事業方針説明も行なわれた2018年度決算説明会はホンダのYouTubeチャンネルで生中継され、アーカイブ動画も公開されている(1時間29分14秒)

 第1部で事業方針についての解説を行なった八郷社長は、自身が2015年6月に社長に就任して以来、「強い商品づくり」と「地域の協調と連携の強化」で“強いホンダ”を作り上げると発信してきたと語り、商品でホンダの強みである「グローバルモデル」と「地域専用モデル」をさらに強化するべく力を入れてきたことを紹介。「シビック」「アコード」「CR-V」「フィット(JAZZ)」「ヴェゼル(HR-V)」のグローバルモデル5機種がホンダ4輪車販売で6割を占めているほか、日本の軽自動車「Nシリーズ」や北米の「パイロット」、中国の「クライダー」といった地域専用モデルが、それぞれの地域における成長の源として重要な役割を果たしているとした。

 一方で、各地域の地域ニーズに対して必要以上の個別対応を行なってきた結果として、モデル数(車種)に加え、「派生」と呼ばれるグレード、メーカーオプションなどの組み合せが過剰となり、これによって開発、生産、販売などの効率が落ちてしまったと分析。今後は海外の6地域を市場ニーズや環境規制が近い地域同士でまとめ、商品ラインアップの見直しと共有化を進めていき、2025年までにグローバルモデルの派生数を現在の3分の1に削減。地域専用モデルは「より強いモデルに集約・削減」して効率を高めていくとの方針を示した。

グローバルモデルは「シビック」「アコード」「CR-V」「フィット(JAZZ)」「ヴェゼル(HR-V)」の5機種
地域専用モデルも各地域の成長の源として重要な役割を果たしている
必要以上に地域ニーズに対応した結果、「モデル数」と「派生」が過剰になっていると自己分析
4月からスタートした新しい4輪事業の運営体制により、北米、欧州、中国を第一事業部、アジア大洋州、南米、アフリカ中近東を第二事業部に担当分け。商品ラインアップの見直しや共有化を図っていく
2025年までにグローバルモデルの派生数を3分の1に削減し、地域専用モデルを集約・削減していく

2020年に市場投入するグローバルモデルから「ホンダ アーキテクチャー」採用

 クルマ作りでは「営業(Sales)」「生産(Engineering)」「開発(Development)」「購買(Buying)」の各部門を連携させ、企画、開発から生産までを革新させ、製品作りの効率化やスピードアップを図ってきたが、八郷社長は量産車の開発効率や部品共有を高める全社的な取り組みである「ホンダ アーキテクチャー」をすでに開発に導入していると紹介。“2020年に市場投入するグローバルモデル”がこのホンダ アーキテクチャーで開発した最初のモデルとなり、今後も適用モデルを順次拡大していくと八郷社長は明らかにした。
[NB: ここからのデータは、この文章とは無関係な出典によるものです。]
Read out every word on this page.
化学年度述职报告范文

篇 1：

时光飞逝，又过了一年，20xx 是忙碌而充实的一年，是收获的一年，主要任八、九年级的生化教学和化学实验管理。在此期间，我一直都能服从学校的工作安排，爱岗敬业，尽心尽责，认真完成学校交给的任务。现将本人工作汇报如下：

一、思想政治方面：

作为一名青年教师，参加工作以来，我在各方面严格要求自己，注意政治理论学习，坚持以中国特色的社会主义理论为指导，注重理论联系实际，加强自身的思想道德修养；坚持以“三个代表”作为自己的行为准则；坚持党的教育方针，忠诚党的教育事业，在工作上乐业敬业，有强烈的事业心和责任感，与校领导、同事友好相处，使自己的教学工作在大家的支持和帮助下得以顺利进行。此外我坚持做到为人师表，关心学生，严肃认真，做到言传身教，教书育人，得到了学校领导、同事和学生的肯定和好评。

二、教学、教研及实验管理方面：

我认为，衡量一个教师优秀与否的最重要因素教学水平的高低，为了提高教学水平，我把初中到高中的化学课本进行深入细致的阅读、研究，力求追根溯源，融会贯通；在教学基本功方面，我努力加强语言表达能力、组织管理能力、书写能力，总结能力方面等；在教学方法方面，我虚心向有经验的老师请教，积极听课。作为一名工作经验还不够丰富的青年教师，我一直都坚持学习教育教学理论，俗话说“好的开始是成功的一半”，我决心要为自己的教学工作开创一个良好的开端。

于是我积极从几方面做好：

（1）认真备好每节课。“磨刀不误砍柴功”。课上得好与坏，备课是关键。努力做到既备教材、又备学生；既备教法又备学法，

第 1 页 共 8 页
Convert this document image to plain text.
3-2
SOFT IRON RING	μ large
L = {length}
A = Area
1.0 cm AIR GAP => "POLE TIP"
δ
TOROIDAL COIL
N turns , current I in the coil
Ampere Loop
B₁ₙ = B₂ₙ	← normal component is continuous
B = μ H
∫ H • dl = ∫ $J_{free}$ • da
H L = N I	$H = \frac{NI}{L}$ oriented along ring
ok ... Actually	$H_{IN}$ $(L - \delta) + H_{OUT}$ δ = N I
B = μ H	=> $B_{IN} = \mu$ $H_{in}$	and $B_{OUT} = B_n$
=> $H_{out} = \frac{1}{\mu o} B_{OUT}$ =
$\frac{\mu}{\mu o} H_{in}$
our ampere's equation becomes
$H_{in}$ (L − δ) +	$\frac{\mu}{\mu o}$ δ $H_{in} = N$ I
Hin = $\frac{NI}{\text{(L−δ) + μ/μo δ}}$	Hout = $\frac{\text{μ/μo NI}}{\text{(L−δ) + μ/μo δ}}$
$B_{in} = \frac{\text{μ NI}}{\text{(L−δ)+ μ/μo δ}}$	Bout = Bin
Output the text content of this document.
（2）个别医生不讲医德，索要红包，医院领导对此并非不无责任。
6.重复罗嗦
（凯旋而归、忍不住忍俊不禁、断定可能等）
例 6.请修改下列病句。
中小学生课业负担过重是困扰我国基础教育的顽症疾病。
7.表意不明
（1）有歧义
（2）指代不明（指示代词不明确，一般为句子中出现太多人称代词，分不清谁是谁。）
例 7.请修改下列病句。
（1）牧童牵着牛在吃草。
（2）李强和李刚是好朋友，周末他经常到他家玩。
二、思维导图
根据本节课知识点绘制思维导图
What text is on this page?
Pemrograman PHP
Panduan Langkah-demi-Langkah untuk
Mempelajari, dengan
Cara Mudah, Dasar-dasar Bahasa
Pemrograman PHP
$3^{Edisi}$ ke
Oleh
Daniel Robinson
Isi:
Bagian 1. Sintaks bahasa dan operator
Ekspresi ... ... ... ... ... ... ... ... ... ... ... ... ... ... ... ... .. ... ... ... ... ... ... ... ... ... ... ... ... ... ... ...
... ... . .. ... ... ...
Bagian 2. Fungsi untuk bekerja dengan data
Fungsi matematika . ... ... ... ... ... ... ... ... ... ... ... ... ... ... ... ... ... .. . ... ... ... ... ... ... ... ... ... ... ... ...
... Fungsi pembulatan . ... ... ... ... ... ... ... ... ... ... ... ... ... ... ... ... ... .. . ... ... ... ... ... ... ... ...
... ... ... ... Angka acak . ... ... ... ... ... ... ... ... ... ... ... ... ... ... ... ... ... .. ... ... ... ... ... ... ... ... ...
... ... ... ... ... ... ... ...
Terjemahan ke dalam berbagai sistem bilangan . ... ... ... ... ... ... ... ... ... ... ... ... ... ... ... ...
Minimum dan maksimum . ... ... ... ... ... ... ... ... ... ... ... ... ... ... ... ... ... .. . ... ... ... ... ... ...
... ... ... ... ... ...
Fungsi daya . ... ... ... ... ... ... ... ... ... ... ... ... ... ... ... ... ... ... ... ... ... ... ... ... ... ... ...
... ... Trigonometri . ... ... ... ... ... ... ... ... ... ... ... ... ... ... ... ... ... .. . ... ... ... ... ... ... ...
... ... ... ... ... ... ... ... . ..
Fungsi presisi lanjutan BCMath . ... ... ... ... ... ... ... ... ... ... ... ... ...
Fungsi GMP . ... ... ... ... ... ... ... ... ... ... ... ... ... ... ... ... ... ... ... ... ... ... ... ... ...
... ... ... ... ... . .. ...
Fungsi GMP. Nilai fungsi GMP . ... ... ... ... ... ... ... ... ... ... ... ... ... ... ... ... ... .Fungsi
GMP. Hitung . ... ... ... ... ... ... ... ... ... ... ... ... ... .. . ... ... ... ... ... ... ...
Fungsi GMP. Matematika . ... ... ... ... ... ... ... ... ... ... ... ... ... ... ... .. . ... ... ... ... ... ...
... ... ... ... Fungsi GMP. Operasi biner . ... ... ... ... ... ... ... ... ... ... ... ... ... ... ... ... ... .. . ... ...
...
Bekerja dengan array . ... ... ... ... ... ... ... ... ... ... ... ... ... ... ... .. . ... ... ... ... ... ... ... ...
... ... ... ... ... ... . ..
 また、八郷社長はグローバルモデルの派生数削減や地域専用モデルの集約・削減、ホンダ アーキテクチャーによる部品共有の拡大などにより、2025年までに量産車の開発工数を30%削減。工数を減らしたことで生まれるリソースを将来に向けた先進領域の研究・開発に利用して、「ホンダの将来を支える新技術」を生み出していくとした。

各部門が連携してクルマ作りに取り組み、効率化とスピードアップを図ってきた
基本骨格の共有化で開発や部品を効率化する「ホンダ アーキテクチャー」を導入
さまざまな取り組みで2025年までに量産車の開発工数を30%削減する
世界各国にある生産工場の能力適正化を進め、中国以外の工場で2022年までにフル稼働とする計画
中国では新工場の稼働などによって需要に応える体制作りを進める
北米市場での販売台数の増加に合わせてモデル数などが増えてきていたが、今後は派生の削減などによって「質の追求による成長」を目指していく
2025年までに生産領域の費用をグローバルで2018年比10%削減する
既存ビジネスを盤石化するための4つの施策

「小型i-MMD」搭載の新型フィットを「東京モーターショー 2019」で世界初公開

八郷社長は新型フィットを「東京モーターショー 2019」で世界初公開すると明言

 車両の電動化では、これまでにも八郷社長は「2030年にグローバル4輪車販売台数の3分の2を電動車にする」との目標を明らかにしており、車両の電動化によって得られるメリットについて「燃費の向上」「ゼロエミッション」の2つがあると解説。燃費向上で中心になるのはハイブリッド技術であると八郷社長は語り、ホンダが持っている2モーターハイブリッドシステム「i-MMD(Intelligent Multi-Mode Drive)」を今後はモデルラインアップ全体に拡大していくとの方針を示した。

 i-MMDは現時点で中・大型車にラインアップされている技術だが、新たに小型車向けのシステム「小型i-MMD」を開発。この小型i-MMDを4代目となる新型「フィット」に搭載し、10月に開催される「第46回東京モーターショー 2019」で世界初公開する予定だと明らかにした。

 i-MMDは採用モデルの拡大やグローバル展開の実施などでスケールメリットが増大することにより、2022年までにシステムコストが2018年比で25%の削減になる見込みであると八郷社長は語っている。

 ゼロエミッションについては、当面の間はバッテリーEV(電気自動車)をラインアップしていくことで対応。北米では米ゼネラルモーターズとの協業で競争力にあるバッテリーEVを市場投入し、中国では現地合弁会社と共同開発したバッテリーEVをすでに市場投入。欧州と日本では、3月に行なわれたジュネーブショー 2019でプロトタイプ車両を世界初公開した後輪駆動の新型バッテリーEV「Honda e(ホンダ イー)」の導入を予定。市場のニーズに合わせたバッテリーEVをタイムリーに展開していくとしている。

ホンダでは2030年をめどに、グローバル4輪車販売台数の3分の2を電動車にするとの目標を掲げている
車両の電動化で「燃費の向上」「ゼロエミッション」の2つのメリットが得られる
燃費向上の中心はハイブリッドになるとホンダでは想定
新開発した「小型i-MMD」を4代目となる新型「フィット」に搭載
i-MMDのシステムコストは2022年までに2018年比で25%削減される見込み
バッテリーEVは市場ニーズに合わせてタイムリーに展開していく

 最後に八郷社長は2030年ビジョンで掲げている「すべての人に生活の可能性が拡がる喜びを提供する」というステートメントの実現に向けて「質の追求」による成長を目指しているとコメント。「創業100年を超える2050年においても、社会から存在を期待される企業であり続けるように、ホンダは熱き思いでチャレンジを続けていきます」と締めくくった。